Republican Representative Mac Thornberry of Texas, chair of the House of the Armed Services Committee, issued a statement saying, “If reports are correct, I believe Secretary Carter has put the political agenda of a departing administration ahead of the military’s readiness crisis,” implying that transgender individuals are inherently less capable and will make the military less “ready” (with literally zero evidence to back up this transphobic claim). Further, Thornberry questioned how the Pentagon would be able to provide medical treatment for transgender troops if this included costs of hormone therapy and surgery.
Considering the Department of Defense has dedicated about one year to looking into potentially adverse effects of lifting the ban, I’m willing to bet officials spent some time factoring in things like medical costs.
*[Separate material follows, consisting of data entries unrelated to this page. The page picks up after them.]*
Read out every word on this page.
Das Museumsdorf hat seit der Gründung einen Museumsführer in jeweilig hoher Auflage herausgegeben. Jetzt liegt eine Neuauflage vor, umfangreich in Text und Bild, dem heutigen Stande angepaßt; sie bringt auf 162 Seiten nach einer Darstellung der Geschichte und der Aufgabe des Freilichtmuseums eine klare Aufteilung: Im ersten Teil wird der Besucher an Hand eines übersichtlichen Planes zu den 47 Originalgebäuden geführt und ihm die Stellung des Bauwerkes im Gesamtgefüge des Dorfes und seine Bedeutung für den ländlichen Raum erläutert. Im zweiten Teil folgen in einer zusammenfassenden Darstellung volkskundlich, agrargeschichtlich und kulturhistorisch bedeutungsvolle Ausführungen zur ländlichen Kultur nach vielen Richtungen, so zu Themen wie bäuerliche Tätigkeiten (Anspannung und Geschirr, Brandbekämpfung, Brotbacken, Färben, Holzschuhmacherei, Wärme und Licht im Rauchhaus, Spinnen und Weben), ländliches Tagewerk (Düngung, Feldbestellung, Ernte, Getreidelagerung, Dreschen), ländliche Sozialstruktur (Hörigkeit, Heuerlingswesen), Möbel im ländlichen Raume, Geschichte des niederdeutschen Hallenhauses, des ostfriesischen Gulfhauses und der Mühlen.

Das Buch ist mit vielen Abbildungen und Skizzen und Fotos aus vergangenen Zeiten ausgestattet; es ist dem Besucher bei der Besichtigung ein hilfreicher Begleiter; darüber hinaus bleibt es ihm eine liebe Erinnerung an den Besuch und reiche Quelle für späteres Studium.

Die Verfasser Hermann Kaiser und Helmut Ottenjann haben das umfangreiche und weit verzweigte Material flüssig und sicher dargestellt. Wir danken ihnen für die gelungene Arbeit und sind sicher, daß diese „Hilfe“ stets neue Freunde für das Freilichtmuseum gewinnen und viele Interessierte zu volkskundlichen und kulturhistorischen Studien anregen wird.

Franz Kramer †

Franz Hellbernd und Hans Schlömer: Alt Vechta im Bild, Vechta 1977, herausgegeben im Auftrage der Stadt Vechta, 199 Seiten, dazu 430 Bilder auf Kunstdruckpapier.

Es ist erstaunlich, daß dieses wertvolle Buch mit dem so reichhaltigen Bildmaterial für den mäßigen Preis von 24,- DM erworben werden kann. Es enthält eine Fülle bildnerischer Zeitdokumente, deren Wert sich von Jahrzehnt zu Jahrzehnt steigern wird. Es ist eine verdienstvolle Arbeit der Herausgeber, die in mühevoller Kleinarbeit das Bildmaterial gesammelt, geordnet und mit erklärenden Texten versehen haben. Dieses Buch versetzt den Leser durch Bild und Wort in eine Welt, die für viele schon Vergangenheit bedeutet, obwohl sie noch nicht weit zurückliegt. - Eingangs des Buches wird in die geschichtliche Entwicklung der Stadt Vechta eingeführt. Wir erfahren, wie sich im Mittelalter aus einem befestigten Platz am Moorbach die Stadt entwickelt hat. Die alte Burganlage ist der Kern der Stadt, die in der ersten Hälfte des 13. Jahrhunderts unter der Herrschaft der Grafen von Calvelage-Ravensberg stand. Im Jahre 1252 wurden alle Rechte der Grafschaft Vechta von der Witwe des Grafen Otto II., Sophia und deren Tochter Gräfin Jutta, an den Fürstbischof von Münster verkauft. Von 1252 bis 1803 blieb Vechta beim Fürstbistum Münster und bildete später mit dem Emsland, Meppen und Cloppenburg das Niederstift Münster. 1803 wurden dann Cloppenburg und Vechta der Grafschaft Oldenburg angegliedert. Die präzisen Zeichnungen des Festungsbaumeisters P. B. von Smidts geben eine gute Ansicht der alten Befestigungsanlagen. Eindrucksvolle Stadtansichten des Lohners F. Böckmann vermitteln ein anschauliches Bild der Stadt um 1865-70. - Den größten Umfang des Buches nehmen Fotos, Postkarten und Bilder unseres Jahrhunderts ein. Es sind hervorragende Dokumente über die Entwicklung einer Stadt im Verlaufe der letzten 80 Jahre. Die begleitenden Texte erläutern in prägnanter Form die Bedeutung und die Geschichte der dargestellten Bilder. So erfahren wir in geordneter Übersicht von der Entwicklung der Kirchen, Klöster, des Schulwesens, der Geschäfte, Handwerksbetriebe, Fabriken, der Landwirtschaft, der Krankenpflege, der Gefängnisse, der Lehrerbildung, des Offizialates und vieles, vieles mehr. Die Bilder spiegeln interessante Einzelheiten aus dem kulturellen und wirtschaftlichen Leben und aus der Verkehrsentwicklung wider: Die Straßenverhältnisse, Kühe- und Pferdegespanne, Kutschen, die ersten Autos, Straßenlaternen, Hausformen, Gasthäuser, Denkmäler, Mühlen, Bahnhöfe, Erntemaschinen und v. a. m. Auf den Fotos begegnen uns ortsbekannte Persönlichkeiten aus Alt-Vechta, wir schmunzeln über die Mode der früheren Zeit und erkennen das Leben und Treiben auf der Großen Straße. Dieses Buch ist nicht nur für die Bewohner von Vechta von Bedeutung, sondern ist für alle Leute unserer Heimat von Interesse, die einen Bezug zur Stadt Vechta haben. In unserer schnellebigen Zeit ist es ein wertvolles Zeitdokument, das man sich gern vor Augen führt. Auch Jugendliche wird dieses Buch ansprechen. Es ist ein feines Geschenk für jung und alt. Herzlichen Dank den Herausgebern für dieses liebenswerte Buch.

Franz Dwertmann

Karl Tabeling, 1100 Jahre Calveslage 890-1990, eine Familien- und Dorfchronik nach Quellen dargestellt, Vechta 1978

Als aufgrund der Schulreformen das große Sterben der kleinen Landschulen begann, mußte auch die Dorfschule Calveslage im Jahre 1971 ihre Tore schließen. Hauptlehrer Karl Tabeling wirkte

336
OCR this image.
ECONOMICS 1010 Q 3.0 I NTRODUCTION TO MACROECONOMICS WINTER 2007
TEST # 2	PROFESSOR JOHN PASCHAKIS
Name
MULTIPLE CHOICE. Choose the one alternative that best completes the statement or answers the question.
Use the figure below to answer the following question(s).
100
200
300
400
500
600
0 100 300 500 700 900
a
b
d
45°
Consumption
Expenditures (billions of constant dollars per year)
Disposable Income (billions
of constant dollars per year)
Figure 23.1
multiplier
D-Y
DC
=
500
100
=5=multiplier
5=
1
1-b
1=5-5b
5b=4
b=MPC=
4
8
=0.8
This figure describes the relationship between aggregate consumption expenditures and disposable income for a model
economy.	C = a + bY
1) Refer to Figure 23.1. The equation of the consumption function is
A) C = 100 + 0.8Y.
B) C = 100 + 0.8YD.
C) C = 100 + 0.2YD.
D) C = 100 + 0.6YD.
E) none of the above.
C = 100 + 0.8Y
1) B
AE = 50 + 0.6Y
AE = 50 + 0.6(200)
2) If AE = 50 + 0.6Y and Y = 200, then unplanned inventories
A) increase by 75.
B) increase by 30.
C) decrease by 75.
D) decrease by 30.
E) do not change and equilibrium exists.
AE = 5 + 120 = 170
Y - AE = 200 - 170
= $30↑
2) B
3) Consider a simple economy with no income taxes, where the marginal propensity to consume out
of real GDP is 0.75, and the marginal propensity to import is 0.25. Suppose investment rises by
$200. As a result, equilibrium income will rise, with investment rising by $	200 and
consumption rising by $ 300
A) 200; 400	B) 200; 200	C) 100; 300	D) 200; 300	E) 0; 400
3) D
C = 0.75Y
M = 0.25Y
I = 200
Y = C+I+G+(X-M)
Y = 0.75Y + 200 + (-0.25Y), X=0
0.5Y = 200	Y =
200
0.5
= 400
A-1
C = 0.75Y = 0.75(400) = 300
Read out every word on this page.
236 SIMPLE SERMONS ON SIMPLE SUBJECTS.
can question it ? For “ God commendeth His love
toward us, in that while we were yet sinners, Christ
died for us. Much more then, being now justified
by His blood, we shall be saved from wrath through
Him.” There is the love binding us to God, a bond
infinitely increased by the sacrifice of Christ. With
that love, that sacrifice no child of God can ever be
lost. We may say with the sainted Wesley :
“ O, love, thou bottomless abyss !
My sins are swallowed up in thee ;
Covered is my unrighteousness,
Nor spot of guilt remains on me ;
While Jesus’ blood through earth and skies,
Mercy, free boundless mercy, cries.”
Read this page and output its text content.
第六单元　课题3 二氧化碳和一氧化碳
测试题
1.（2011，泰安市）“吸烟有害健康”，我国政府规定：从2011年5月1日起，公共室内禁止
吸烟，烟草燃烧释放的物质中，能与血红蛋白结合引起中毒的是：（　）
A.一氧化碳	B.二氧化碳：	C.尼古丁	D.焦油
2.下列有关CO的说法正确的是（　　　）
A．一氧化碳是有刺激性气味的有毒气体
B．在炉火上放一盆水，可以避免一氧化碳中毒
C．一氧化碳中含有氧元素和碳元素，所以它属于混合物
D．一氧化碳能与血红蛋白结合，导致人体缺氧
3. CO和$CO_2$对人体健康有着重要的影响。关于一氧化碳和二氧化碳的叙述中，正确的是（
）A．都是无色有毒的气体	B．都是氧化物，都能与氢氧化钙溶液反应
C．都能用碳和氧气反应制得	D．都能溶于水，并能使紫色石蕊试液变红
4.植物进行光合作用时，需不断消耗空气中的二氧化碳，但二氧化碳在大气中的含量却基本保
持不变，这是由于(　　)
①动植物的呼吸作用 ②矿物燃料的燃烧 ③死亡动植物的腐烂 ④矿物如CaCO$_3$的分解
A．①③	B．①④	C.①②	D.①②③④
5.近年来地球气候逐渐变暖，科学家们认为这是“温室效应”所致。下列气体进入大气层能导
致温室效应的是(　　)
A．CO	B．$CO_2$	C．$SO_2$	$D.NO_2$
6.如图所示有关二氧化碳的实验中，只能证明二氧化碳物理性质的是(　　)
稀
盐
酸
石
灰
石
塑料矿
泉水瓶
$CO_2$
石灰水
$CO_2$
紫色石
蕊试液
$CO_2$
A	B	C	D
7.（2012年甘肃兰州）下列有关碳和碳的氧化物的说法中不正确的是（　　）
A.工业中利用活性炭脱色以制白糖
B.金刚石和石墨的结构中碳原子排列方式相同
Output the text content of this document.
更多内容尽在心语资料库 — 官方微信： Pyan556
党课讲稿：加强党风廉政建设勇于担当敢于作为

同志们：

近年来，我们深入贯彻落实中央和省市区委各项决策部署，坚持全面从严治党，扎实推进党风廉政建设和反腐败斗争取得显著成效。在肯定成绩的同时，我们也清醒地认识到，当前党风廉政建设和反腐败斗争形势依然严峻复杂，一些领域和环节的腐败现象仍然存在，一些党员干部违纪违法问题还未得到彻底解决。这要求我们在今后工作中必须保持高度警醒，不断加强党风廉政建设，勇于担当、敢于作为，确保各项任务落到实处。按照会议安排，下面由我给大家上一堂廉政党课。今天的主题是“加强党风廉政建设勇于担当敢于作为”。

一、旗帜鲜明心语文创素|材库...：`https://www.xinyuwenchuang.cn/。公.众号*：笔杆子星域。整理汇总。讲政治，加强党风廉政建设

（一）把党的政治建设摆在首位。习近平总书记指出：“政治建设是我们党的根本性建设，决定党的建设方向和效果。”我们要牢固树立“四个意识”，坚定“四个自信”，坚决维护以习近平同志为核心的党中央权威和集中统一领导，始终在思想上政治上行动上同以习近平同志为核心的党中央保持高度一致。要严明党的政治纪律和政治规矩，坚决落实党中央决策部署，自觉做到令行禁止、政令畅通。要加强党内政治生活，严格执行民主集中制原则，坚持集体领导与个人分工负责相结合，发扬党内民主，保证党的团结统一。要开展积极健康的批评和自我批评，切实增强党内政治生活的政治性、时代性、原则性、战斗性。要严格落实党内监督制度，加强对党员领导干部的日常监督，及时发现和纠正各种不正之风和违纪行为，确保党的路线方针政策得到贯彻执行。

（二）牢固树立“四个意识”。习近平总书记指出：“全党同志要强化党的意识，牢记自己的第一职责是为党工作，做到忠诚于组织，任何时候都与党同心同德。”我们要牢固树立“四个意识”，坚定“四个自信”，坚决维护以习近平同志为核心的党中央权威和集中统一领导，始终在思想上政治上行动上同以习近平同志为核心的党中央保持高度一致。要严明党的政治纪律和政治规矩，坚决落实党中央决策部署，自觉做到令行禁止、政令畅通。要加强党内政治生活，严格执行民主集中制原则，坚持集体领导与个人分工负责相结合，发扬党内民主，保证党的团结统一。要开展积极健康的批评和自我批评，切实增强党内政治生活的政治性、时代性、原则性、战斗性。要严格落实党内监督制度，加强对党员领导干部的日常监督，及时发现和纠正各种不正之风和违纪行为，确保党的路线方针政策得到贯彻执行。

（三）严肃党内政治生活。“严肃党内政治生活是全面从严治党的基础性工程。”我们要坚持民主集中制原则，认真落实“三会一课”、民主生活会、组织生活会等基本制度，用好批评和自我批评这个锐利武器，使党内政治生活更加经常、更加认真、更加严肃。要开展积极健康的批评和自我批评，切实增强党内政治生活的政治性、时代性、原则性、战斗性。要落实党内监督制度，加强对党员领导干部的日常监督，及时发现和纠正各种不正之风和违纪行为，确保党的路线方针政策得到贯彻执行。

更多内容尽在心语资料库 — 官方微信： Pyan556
Additionally, considering the trillions the Pentagon has famously invested in never-used warplanes, I’m inclined to think money to foster a more tolerant and effective environment for every American willing to die for their nation does, in fact, exist.
Estimates of how many active-duty members of the military identify as transgender range from 2,450 of the total 1.2 million, according to a study by the RAND Corporation, to 15,000, according to a study by UCLA.
News of the Pentagon’s decision to move toward progress and equality follows a deadly mass shooting at a gay nightclub in Orlando that has been widely perceived as a direct attack on the LGBTQ community. The end of this transphobic ban — which unjustly attacks individuals who are quite literally willing to die for their nation — offers hope that in the wake of such devastating tragedy, we’re finally moving in the right direction.